Regarding your concern on the method’s applicability, we fully acknowledge that our current framework is tailored for multi-level, hierarchically structured physiological bioelectrical signal data such as EEG and ECG. This design choice is dedicated, as such data is highly representative in many clinical contexts and present unique modeling challenges. While our experiments focus on datasets with this structure, we believe the core idea—particularly the integration of the Discrepancy Estimator and Adaptive Contrastive Learner in a coarse-to-fine manner—could inspire adaptations to broader types of medical time-series. Exploring these generalizations is indeed an exciting direction for our future work.
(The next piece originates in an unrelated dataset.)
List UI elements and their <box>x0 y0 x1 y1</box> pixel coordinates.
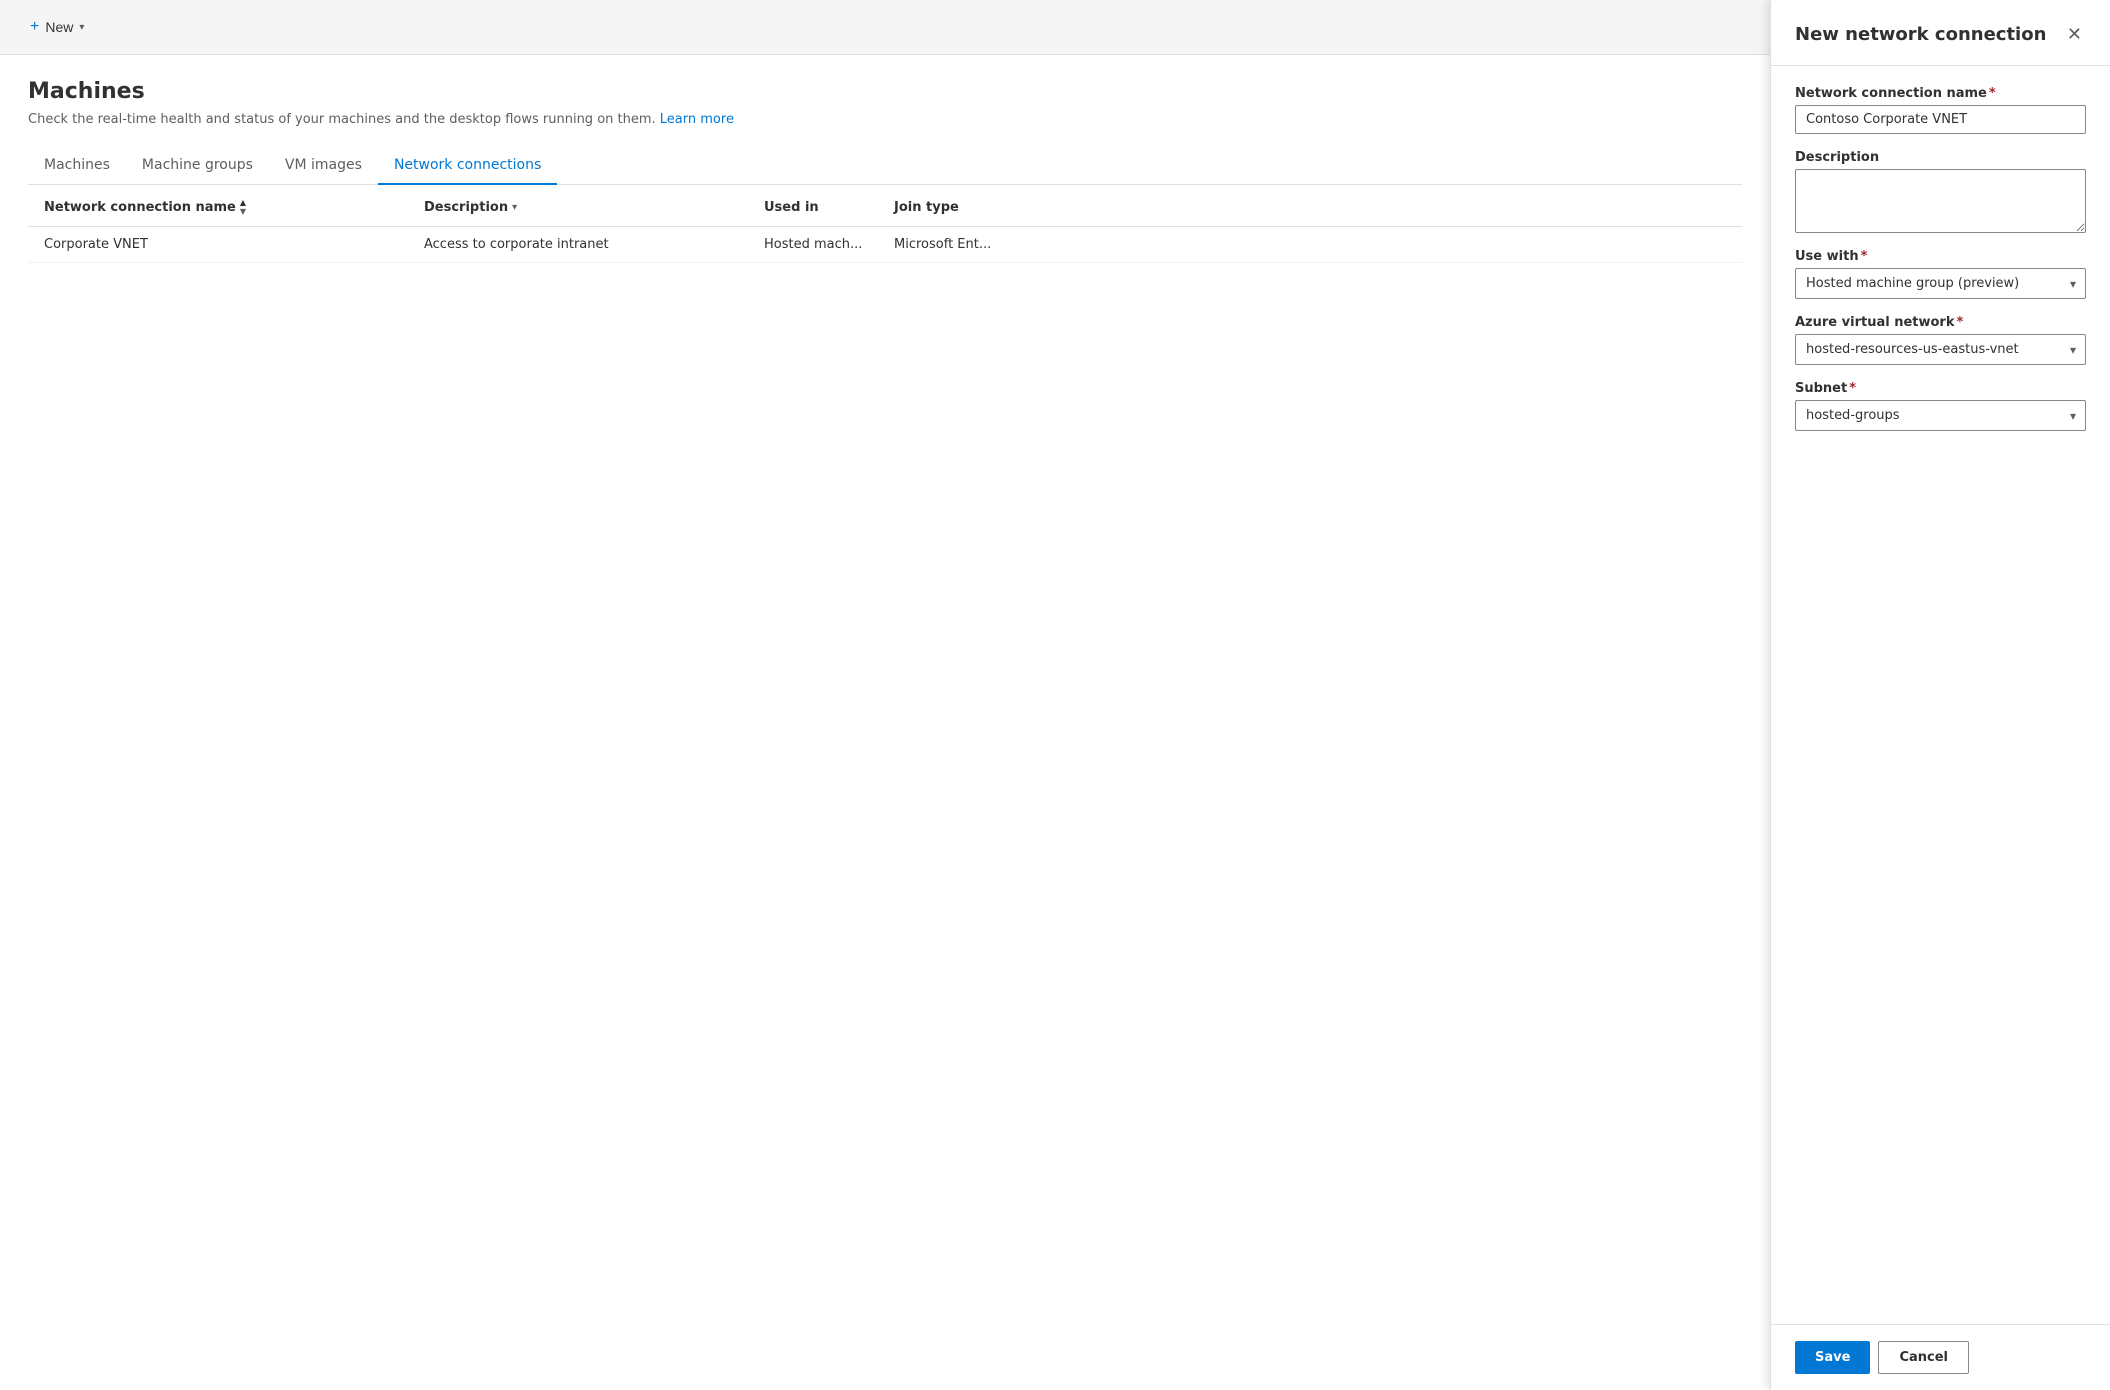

Once again, we sincerely thank you for your thoughtful engagement and the time you have devoted to improving the quality of our paper. Have a lovely day.

Best regards,

The Authors

最终决定

This paper proposes a hierarchical contrastive learning framework for specific kinds of medical time series. The experimental results and the proposed approach's ability to handle limited labels are key strengths. I've taken a look at the reviews and the author/reviewer discussion comments for this paper. The final ratings and justifications are a little bit scattered (in terms of ratings: 1 accept, 1 borderline accept, 2 borderline reject). From what I can tell, the bulk of reviewer concerns were addressed by the authors. Reviewer yeTd's major lingering concern seems to be about limited applicability (if I'm not mistaken, the issue seems to be that the proposed approach is only for time series with specific structure such as EEG and ECG): I'm not as bothered by this especially as there are many researchers focused on EEG and ECG time series (I understand that there are a bunch of other time series that are very different in structure, such as what comes from many wearable sensors or, separately, EHR data like MIMIC), so that this work could be beneficial to the community of ML (and ML-adjacent) researchers focused on EEG or ECG. Regarding reviewer LgXM's main lingering concern that the authors did not explain the specific choice of transformer architecture, I find this to be a valid albeit relatively minor concern, and I am okay with the authors' response that they'll discuss other things they tried for model selection in the camera ready. For these reasons, I am recommending acceptance for this paper.